Case in point. While the coronavirus crisis has driven the need for new digital tools that have fueled a health care system transformation, the bureaucratic rigidity the health care still exists. Even as digital tools recast the entire health industry model, old problems remain, especially in the centralized and technologically inefficient modes of data management.
That’s where good data software testing and quality assurance come into play, in the form of test automation. As automation becomes the software development standard for revenue-minded companies, regular testing is required to make sure productivity and security activities are above board, and is critical in getting the digital healthcare products and services out the door and into hospitals and care centers as quickly as possible.
After all, there’s no point in releasing telehealth-based apps and systems to the industry and to the public if the data used in these technologies haven’t been tested efficiently.
To get that job done, and to ensure new digitally-based data tools are in “continuous release” mode during the pandemic, digital healthcare providers must test their software data first and they must do so quickly.
By allowing health care software providers to automate the quality assurance processes, automated testing is instrumental in releasing digital healthcare tools safely, quickly, and efficiently. In doing so, the health care sector reaps the following benefits.
Managing overwhelming testing requirements. With automated testing and quality controls, health care software providers can streamline their own patient testing rollouts, with the full knowledge that the data they’re using is error-free, reliable, and quickly available for mounting demands for COVID-19 testing.
In many cases, artificial intelligence-powered COVID patient testing can cut wait times by over 200%, thus enabling health care centers to test more, test more accurately, and gain the data they need to stem the coronavirus tide.
Cutting down on paperwork – and speeding up patient care practices.
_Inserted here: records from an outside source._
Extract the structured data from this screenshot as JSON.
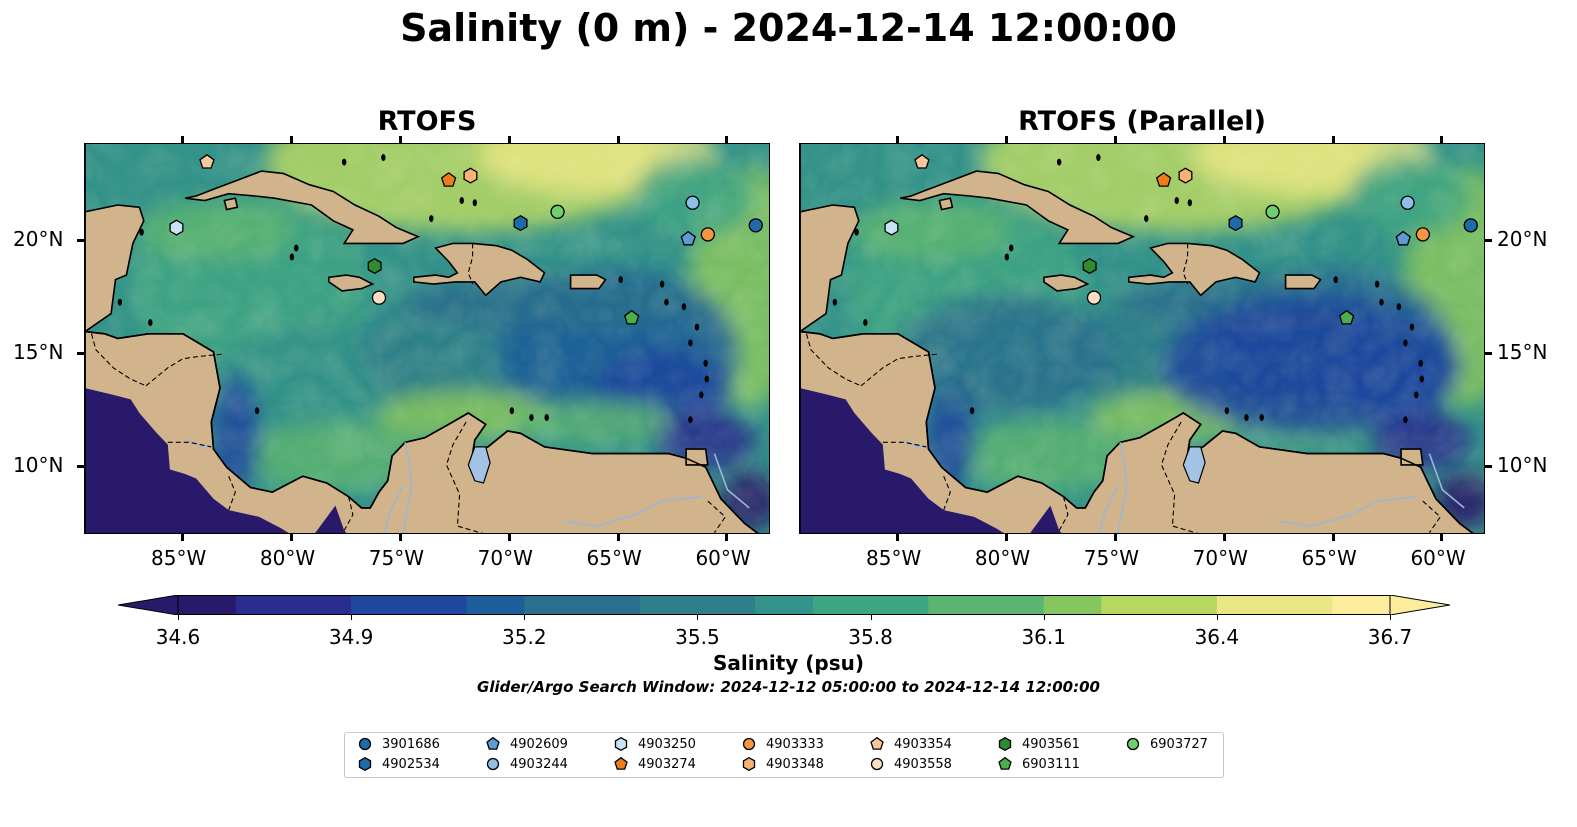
{
  "title": "Salinity (0 m) - 2024-12-14 12:00:00",
  "panels": [
    {
      "title": "RTOFS"
    },
    {
      "title": "RTOFS (Parallel)"
    }
  ],
  "map": {
    "lon_range": [
      -89.5,
      -58.0
    ],
    "lat_range": [
      7.0,
      24.3
    ],
    "lon_ticks": [
      "85°W",
      "80°W",
      "75°W",
      "70°W",
      "65°W",
      "60°W"
    ],
    "lat_ticks": [
      "20°N",
      "15°N",
      "10°N"
    ],
    "land_color": "#d2b48c",
    "lake_color": "#a4c2e6",
    "border_style": "dashed"
  },
  "colorbar": {
    "label": "Salinity (psu)",
    "ticks": [
      "34.6",
      "34.9",
      "35.2",
      "35.5",
      "35.8",
      "36.1",
      "36.4",
      "36.7"
    ],
    "range": [
      34.6,
      36.7
    ],
    "colormap_stops": [
      "#28196a",
      "#2b2d8e",
      "#1f479f",
      "#1c5e9a",
      "#2a6f8e",
      "#2f7f8a",
      "#33928a",
      "#3ea583",
      "#5ab472",
      "#86c65e",
      "#b6d760",
      "#e9e685",
      "#fbed9b"
    ]
  },
  "search_window": "Glider/Argo Search Window: 2024-12-12 05:00:00 to 2024-12-14 12:00:00",
  "legend": [
    {
      "label": "3901686",
      "marker": "circle",
      "color": "#1f6aa8"
    },
    {
      "label": "4902534",
      "marker": "hexagon",
      "color": "#1f6aa8"
    },
    {
      "label": "4902609",
      "marker": "pentagon",
      "color": "#5d9bd3"
    },
    {
      "label": "4903244",
      "marker": "circle",
      "color": "#8fbfe6"
    },
    {
      "label": "4903250",
      "marker": "hexagon",
      "color": "#c9e3f6"
    },
    {
      "label": "4903274",
      "marker": "pentagon",
      "color": "#ef7c1a"
    },
    {
      "label": "4903333",
      "marker": "circle",
      "color": "#f3963f"
    },
    {
      "label": "4903348",
      "marker": "hexagon",
      "color": "#f8b274"
    },
    {
      "label": "4903354",
      "marker": "pentagon",
      "color": "#fbc79a"
    },
    {
      "label": "4903558",
      "marker": "circle",
      "color": "#fde0c4"
    },
    {
      "label": "4903561",
      "marker": "hexagon",
      "color": "#2e8b2e"
    },
    {
      "label": "6903111",
      "marker": "pentagon",
      "color": "#4caf4c"
    },
    {
      "label": "6903727",
      "marker": "circle",
      "color": "#6fcf6f"
    }
  ],
  "floats": [
    {
      "id": "3901686",
      "lon": -58.7,
      "lat": 20.7
    },
    {
      "id": "4902534",
      "lon": -69.5,
      "lat": 20.8
    },
    {
      "id": "4902609",
      "lon": -61.8,
      "lat": 20.1
    },
    {
      "id": "4903244",
      "lon": -61.6,
      "lat": 21.7
    },
    {
      "id": "4903250",
      "lon": -85.3,
      "lat": 20.6
    },
    {
      "id": "4903274",
      "lon": -72.8,
      "lat": 22.7
    },
    {
      "id": "4903333",
      "lon": -60.9,
      "lat": 20.3
    },
    {
      "id": "4903348",
      "lon": -71.8,
      "lat": 22.9
    },
    {
      "id": "4903354",
      "lon": -83.9,
      "lat": 23.5
    },
    {
      "id": "4903558",
      "lon": -76.0,
      "lat": 17.5
    },
    {
      "id": "4903561",
      "lon": -76.2,
      "lat": 18.9
    },
    {
      "id": "6903111",
      "lon": -64.4,
      "lat": 16.6
    },
    {
      "id": "6903727",
      "lon": -67.8,
      "lat": 21.3
    }
  ]
}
Healthcare industry administrative routinely staffers spend hours, even days, compiling, organizing and disseminating patient record data – and that was before the pandemic.
Now, with automated data testing, systems administrators can run quality control testing programs at speeds that are at least five times faster than traditional manual software testing. With faster software testing comes faster digital products deliveries that can cut hospital and clinic patient paperwork backlogs by hours while eliminating cost-intensive errors in the process.
Faster and better communications with remote workers. By testing product data faster and getting digital workplace tools in the hands of workers more quickly, front-line hospitals, clinics, and other care centers get the tools they need to communicate with co-workers remotely.
That means getting better data to make better decisions, cut down on communication times between on-the-spot caretakers and virtual support staff, and a substantial improvement in enterprise mobility services.
With better, safer, and more error-free digital tools in place, health care providers can do what they do best – provide services and support for patients straightaway – without worrying about high-risk business continuity problems.